Und dann war da dieser Felsen, ein harter, hoher, glatter Felsen, den ich nicht umgehen konnte. Jetzt erinnerte ich mich plötzlich an das, was ich geträumt hatte. Das war der Punkt, an dem ich alles riskieren musste, um ihn zu überwinden. Das klingt leichter gesagt als getan und war es natürlich auch. Der ganze Prozess dauerte Jahre. Natürlich war es kein Stein, der auf dem Weg lag, sondern eine gigantische Beule in meinem Leben und gleichzeitig eine tiefe Grube, in die ich immer wieder fiel und aus der ich mich nur befreien konnte, um dann die Beule vor mir zu sehen, über die ich auch wieder hinauskam. Dennoch hielt ich durch, vor allem, weil ich nicht mehr zurück konnte. Außerdem war mein Vertrauen in das Leben gewachsen, so dass die großen Gefahren, die mich bedrohten und die ich fürchtete, mich nicht von meinem Lebensweg abhalten konnten. Dann gaben sie nach, und äußerlich geschwächt, aber innerlich gestärkt, ging ich weiter. Ich glühte vor Hoffnung und machte mit Freude Fortschritte.

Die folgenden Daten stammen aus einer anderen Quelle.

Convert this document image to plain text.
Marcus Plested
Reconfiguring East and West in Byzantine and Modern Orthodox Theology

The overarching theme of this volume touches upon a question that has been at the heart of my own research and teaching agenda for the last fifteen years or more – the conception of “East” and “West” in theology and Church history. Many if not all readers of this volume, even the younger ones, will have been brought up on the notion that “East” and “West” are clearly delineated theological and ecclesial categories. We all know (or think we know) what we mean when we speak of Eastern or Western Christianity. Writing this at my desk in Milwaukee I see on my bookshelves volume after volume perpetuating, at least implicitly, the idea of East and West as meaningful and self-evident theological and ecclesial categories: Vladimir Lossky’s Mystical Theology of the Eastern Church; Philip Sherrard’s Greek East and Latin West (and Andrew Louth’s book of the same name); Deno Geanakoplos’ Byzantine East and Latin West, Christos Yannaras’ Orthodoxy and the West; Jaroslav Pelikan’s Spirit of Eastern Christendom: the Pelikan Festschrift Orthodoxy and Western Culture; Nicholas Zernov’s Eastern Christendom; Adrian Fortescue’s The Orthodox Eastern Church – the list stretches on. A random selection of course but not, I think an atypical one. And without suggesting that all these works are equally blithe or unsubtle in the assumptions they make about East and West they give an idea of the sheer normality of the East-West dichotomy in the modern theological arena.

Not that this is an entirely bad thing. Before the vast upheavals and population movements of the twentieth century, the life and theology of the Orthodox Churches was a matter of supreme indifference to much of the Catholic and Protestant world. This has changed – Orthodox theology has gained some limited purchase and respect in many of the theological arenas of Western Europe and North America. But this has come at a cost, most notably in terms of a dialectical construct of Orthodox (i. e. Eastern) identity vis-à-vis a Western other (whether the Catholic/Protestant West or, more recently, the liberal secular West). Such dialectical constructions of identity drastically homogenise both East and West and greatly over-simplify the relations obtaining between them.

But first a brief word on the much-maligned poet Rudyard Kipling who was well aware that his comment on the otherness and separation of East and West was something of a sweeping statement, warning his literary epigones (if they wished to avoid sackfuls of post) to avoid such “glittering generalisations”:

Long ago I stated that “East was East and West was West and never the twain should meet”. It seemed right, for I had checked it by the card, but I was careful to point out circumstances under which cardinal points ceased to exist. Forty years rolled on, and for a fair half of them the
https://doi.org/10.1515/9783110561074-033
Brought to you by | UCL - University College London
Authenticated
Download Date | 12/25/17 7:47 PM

Irgendwie wusste ich, dass ich noch nicht alles riskiert hatte, aber ich verdrängte diesen Gedanken, weil ich nicht wissen konnte, was als Nächstes kommen würde, und darüber zu fantasieren schien mir keine gute Idee zu sein. Also machte ich weiter. Lebe, und tue immer das, was du in diesem Moment glaubst, tun zu müssen. Zwei starke Einflüsse setzten sich durch: die Freude am inneren Wesen und die Angst vor dem Ende des letzten, was ich hatte: mich selbst. Das Bewusstsein, ein Mensch zu sein, und die Angst, es zu verlieren, die Angst, nicht mehr da zu sein. Gleichzeitig dachte ich, dass das Unsinn ist, denn wenn man nicht mehr da ist, ist man sich dessen auch nicht bewusst.

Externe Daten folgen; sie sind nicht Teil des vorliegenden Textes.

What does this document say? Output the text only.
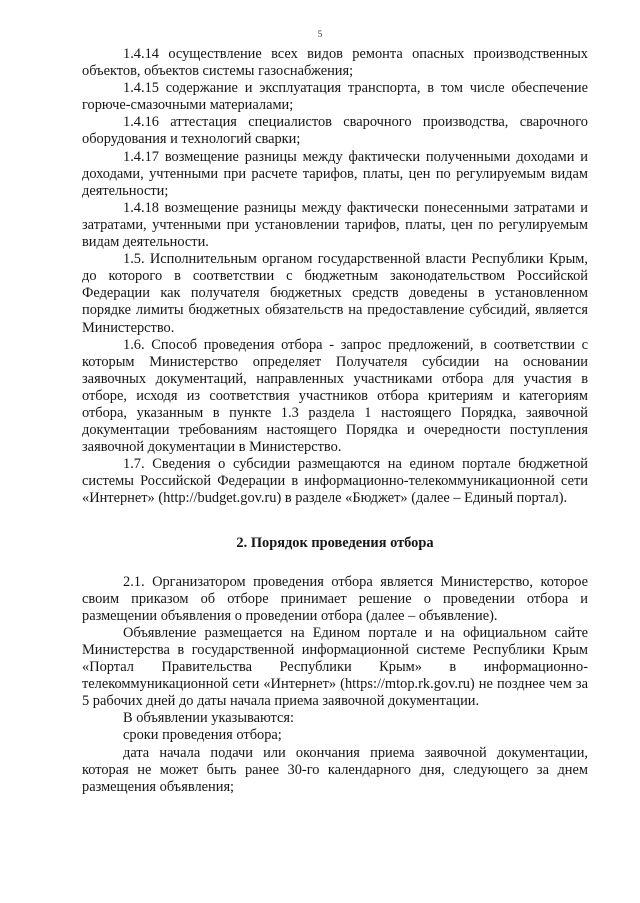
5

1.4.14 осуществление всех видов ремонта опасных производственных объектов, объектов системы газоснабжения;

1.4.15 содержание и эксплуатация транспорта, в том числе обеспечение горюче-смазочными материалами;

1.4.16 аттестация специалистов сварочного производства, сварочного оборудования и технологий сварки;

1.4.17 возмещение разницы между фактически полученными доходами и доходами, учтенными при расчете тарифов, платы, цен по регулируемым видам деятельности;

1.4.18 возмещение разницы между фактически понесенными затратами и затратами, учтенными при установлении тарифов, платы, цен по регулируемым видам деятельности.

1.5. Исполнительным органом государственной власти Республики Крым, до которого в соответствии с бюджетным законодательством Российской Федерации как получателя бюджетных средств доведены в установленном порядке лимиты бюджетных обязательств на предоставление субсидий, является Министерство.

1.6. Способ проведения отбора - запрос предложений, в соответствии с которым Министерство определяет Получателя субсидии на основании заявочных документаций, направленных участниками отбора для участия в отборе, исходя из соответствия участников отбора критериям и категориям отбора, указанным в пункте 1.3 раздела 1 настоящего Порядка, заявочной документации требованиям настоящего Порядка и очередности поступления заявочной документации в Министерство.

1.7. Сведения о субсидии размещаются на едином портале бюджетной системы Российской Федерации в информационно-телекоммуникационной сети «Интернет» (http://budget.gov.ru) в разделе «Бюджет» (далее – Единый портал).

2. Порядок проведения отбора

2.1. Организатором проведения отбора является Министерство, которое своим приказом об отборе принимает решение о проведении отбора и размещении объявления о проведении отбора (далее – объявление).

Объявление размещается на Едином портале и на официальном сайте Министерства в государственной информационной системе Республики Крым «Портал Правительства Республики Крым» в информационно-телекоммуникационной сети «Интернет» (https://mtop.rk.gov.ru) не позднее чем за 5 рабочих дней до даты начала приема заявочной документации.

В объявлении указываются:

сроки проведения отбора;

дата начала подачи или окончания приема заявочной документации, которая не может быть ранее 30-го календарного дня, следующего за днем размещения объявления;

Ich habe tief nachgedacht: Wie kann es sein, dass man, wenn man weiß, dass man auf dem richtigen Weg ist, weiß, dass man das tut, wofür man geboren wurde, seine größte Lebensaufgabe erfüllt – denn das wusste ich -, dass man dann sozusagen ausrangiert wird? Ich dachte weiter: Als ich damit anfing, war ich ein ganz anderer Mensch als jetzt. Wer war ich am Anfang, und wer bin ich geworden? Am Anfang saß ich am Steuer, fuhr von links nach rechts oder im Kreis, ohne zu wissen, was eigentlich passiert. Jetzt verstand ich viel mehr vom Leben und betrachtete es ganz anders. Anfangs versuchte ich, allen Schmerzen und Rückschlägen aus dem Weg zu gehen, jetzt hatten sie eine Funktion übernommen – sie halfen mir, wo ich alleine nicht weiterkam.

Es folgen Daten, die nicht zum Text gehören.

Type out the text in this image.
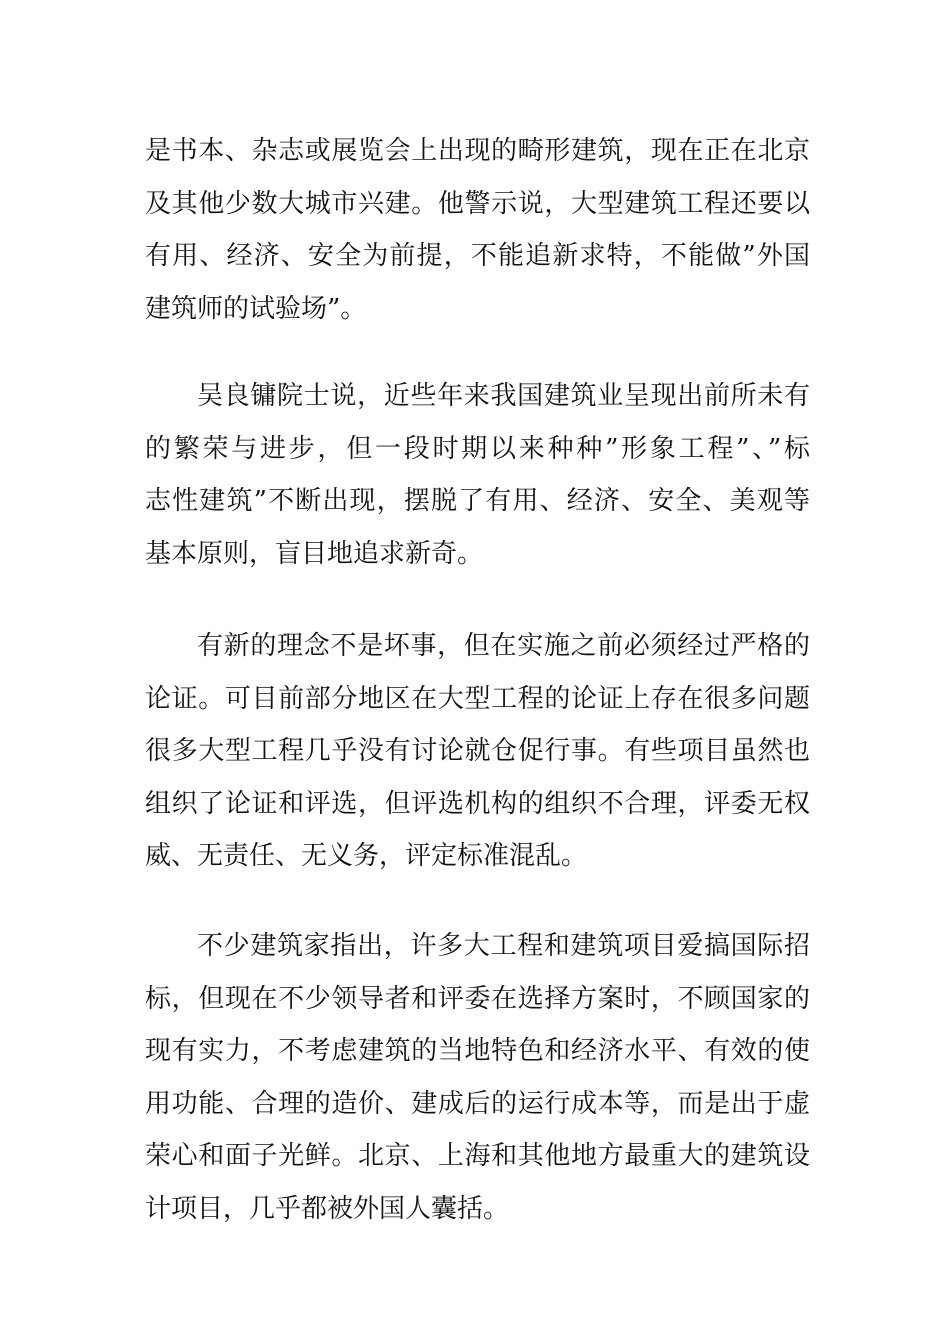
是书本、杂志或展览会上出现的畸形建筑，现在正在北京
及其他少数大城市兴建。他警示说，大型建筑工程还要以
有用、经济、安全为前提，不能追新求特，不能做”外国
建筑师的试验场”。
吴良镛院士说，近些年来我国建筑业呈现出前所未有
的繁荣与进步，但一段时期以来种种”形象工程”、”标
志性建筑”不断出现，摆脱了有用、经济、安全、美观等
基本原则，盲目地追求新奇。
有新的理念不是坏事，但在实施之前必须经过严格的
论证。可目前部分地区在大型工程的论证上存在很多问题
很多大型工程几乎没有讨论就仓促行事。有些项目虽然也
组织了论证和评选，但评选机构的组织不合理，评委无权
威、无责任、无义务，评定标准混乱。
不少建筑家指出，许多大工程和建筑项目爱搞国际招
标，但现在不少领导者和评委在选择方案时，不顾国家的
现有实力，不考虑建筑的当地特色和经济水平、有效的使
用功能、合理的造价、建成后的运行成本等，而是出于虚
荣心和面子光鲜。北京、上海和其他地方最重大的建筑设
计项目，几乎都被外国人囊括。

Wenn ich zurückblicke, habe ich das alles schon lange hinter mir. Der Fels und die Stacheln, die Schwierigkeiten, hatten mich erweitert. Ich hatte einen weiten Blick und eine ganz andere Einstellung zum Leben gewonnen. Wem hatte ich das zu verdanken? Ich dachte an den inneren Freund, der mich geführt und mir Zuversicht gegeben hatte. Der immer da war, wenn ich hilflos am Boden lag, und mich immer wieder aus eigener Kraft aufstehen ließ.
Um wen ging es im Leben wirklich, um ihn oder um mich? Oder um beide? Besteht ein Mensch aus zwei Personen, oder überlebt der eine und der andere stirbt? Es war mir nicht klar, wie die Beziehungen waren. Oder habe ich mich dem anderen so angenähert, dass ich ein Teil von ihm werden kann? Die alte Version von mir war dazu nicht in der Lage gewesen, und ich war mir immer noch nicht sicher, ob es möglich war. Doch die Angst wurde immer weniger, auch wenn ich immer noch nicht wusste, was auf mich zukommt.
Alles, was in der Challenge-Skala stand … DAS war das, was mich erwartete, ging durch mich hindurch. Das war es, worauf ich mich eingelassen hatte, und das war es, wie es laufen würde.
Dann taucht ein Feuer vor mir auf. Mit ruhigem Geist lege ich alles, was ich habe, in die Skala, und ohne zu wissen, was auf mich zukommt, gehe ich in das Feuer. Es umhüllt mich mit Freude.